A principios de 1560 recibió don García en Concepción reales despachos en que se le anunciaba que el rey de España Felipe II había nombrado gobernador de Chile a don Francisco de Villagrán, y que su padre, el marqués de Cañete, había dejado de ser virrey del Perú, falleciendo poco después.

Don García, al recibir estas noticias, partió para Santiago, y a principios de 1561 se embarcó para el Perú, dejando como gobernador interino a Rodrigo de Quiroga, que permaneció en Concepción hasta que llegó a las costas de Chile Villagrán, el 5 de junio de este mismo año.

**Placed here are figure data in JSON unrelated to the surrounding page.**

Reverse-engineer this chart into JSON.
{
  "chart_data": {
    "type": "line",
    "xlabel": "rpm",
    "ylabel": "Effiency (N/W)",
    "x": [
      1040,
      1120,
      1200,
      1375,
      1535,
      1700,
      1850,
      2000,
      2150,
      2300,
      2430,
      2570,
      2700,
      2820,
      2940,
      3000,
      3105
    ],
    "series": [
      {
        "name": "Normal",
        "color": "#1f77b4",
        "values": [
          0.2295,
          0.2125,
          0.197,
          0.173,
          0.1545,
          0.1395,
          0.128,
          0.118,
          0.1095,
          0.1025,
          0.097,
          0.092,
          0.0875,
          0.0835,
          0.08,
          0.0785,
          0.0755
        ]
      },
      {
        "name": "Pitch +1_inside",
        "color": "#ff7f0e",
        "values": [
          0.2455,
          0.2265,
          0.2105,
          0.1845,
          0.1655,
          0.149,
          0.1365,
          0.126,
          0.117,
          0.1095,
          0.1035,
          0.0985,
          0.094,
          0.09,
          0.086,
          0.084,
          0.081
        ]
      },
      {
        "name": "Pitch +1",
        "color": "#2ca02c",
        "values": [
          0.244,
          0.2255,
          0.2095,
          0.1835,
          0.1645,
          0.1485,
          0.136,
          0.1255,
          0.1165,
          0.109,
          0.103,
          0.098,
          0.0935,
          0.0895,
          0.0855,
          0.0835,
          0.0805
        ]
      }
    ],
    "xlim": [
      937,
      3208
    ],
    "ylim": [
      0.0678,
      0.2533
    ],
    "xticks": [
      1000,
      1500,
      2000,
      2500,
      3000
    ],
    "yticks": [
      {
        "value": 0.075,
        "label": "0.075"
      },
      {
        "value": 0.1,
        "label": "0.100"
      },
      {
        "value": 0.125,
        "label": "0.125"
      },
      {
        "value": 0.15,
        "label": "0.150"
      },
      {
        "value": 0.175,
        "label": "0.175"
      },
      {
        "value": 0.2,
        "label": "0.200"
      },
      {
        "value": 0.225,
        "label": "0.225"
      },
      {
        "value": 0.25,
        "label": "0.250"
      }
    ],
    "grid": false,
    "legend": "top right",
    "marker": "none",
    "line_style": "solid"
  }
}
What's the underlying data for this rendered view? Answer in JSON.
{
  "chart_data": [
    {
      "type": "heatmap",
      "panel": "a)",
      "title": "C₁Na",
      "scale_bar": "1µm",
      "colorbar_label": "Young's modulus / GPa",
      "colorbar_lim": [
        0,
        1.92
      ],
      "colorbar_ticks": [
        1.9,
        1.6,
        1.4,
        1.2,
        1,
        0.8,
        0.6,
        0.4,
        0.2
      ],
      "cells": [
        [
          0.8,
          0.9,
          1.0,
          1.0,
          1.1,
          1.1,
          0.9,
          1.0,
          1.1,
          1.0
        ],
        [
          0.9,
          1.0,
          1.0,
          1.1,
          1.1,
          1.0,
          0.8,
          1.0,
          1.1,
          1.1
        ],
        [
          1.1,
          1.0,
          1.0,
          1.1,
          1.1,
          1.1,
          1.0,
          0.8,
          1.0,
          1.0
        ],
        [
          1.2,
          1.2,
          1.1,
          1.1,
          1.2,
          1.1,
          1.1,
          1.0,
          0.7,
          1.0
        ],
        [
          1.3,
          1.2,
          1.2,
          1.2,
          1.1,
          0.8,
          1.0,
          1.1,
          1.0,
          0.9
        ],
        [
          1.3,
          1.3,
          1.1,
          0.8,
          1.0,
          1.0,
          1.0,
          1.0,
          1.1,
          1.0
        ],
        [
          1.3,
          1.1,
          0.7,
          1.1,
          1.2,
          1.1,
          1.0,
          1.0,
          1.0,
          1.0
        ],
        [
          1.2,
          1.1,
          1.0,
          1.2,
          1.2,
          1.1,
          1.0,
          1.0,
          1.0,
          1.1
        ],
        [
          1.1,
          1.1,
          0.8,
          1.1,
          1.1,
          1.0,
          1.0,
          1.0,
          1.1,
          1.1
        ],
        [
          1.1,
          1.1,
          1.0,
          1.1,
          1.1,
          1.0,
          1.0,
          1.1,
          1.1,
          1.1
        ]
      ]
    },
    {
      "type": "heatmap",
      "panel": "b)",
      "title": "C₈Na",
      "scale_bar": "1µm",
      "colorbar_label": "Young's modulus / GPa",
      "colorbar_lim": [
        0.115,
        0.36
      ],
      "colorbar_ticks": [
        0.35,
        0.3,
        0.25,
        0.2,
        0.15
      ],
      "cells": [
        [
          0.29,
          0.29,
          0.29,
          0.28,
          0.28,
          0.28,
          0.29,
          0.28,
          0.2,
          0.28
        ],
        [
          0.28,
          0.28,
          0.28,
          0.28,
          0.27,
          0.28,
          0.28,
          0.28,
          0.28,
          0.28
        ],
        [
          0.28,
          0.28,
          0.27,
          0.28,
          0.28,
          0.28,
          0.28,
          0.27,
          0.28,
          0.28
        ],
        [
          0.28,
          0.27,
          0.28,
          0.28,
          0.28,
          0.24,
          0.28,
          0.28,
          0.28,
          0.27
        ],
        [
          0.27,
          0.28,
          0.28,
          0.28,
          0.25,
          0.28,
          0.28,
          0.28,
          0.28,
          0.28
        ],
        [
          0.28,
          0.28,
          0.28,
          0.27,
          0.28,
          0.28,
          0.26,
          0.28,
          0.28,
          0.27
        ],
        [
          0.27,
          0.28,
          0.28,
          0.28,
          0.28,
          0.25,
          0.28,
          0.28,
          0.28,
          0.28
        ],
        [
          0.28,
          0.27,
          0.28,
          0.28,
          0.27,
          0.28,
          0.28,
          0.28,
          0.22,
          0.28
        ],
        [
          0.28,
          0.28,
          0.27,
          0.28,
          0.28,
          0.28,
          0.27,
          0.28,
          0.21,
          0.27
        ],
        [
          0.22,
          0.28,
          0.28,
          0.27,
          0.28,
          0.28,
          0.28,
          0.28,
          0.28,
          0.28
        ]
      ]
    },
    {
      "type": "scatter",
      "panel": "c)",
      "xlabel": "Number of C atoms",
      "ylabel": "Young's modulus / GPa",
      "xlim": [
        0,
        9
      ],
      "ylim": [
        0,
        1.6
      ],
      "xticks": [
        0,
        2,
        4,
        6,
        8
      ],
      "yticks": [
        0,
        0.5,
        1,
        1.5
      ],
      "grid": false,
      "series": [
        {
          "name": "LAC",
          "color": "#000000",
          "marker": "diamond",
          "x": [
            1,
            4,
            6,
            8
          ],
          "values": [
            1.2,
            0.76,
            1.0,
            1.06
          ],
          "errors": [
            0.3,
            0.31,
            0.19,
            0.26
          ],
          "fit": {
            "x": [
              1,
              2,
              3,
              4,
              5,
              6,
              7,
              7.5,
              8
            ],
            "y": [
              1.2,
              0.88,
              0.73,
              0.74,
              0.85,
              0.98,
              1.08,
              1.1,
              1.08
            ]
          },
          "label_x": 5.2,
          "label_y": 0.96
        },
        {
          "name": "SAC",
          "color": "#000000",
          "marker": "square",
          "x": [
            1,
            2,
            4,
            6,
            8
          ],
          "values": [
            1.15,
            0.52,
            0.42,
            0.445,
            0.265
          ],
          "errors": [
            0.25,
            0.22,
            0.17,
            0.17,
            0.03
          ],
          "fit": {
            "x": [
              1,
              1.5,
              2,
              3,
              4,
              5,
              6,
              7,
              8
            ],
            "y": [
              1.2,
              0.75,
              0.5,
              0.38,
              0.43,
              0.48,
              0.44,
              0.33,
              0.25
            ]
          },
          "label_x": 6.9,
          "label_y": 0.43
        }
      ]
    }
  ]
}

En estas circunstancias, supo el padre fray Antonio de San Miguel su preconización, se hizo consagrar en Lima, y aprovechándose del prestigio y buenas relaciones que tenía en esta ciudad, sostuvo que la ciudad de Concepción debía quedar dentro de los límites de su diócesis, y dirigió aun largas comunicaciones al Rey en este sentido. Cuando creyó dejar estos negocios en buen camino, se embarcó para Chile. Antes de salir de Lima, asistió al concilio de 1567, convocado por el primer arzobispo de la ciudad de los Reyes, don fray Jerónimo de Loaisa, y con don Melchor Bravo de Saravia se vino a Concepción a exigir de la audiencia un informe favorable a sus pretensiones. Despachado este conforme a los deseos del enérgico prelado, pretendió en seguida que la sede de su diócesis fuera trasladada a aquella ciudad y para obtenerlo se dirigió también al Rey, aunque sin conseguir lo que deseaba, porque la traslación no se hizo sino muchos años después.

Quedó con la decisión de la audiencia establecido que fuera el Maule la línea divisoria de ambas diócesis, y aunque el segundo obispo de Santiago, don Fray Fernando de Barrionuevo, quiso resucitar la cuestión poco después, pidiendo al rey la renovación de este fallo, la división subsistió, y subsiste hasta hoy el mismo límite entre las diócesis de Concepción y Santiago.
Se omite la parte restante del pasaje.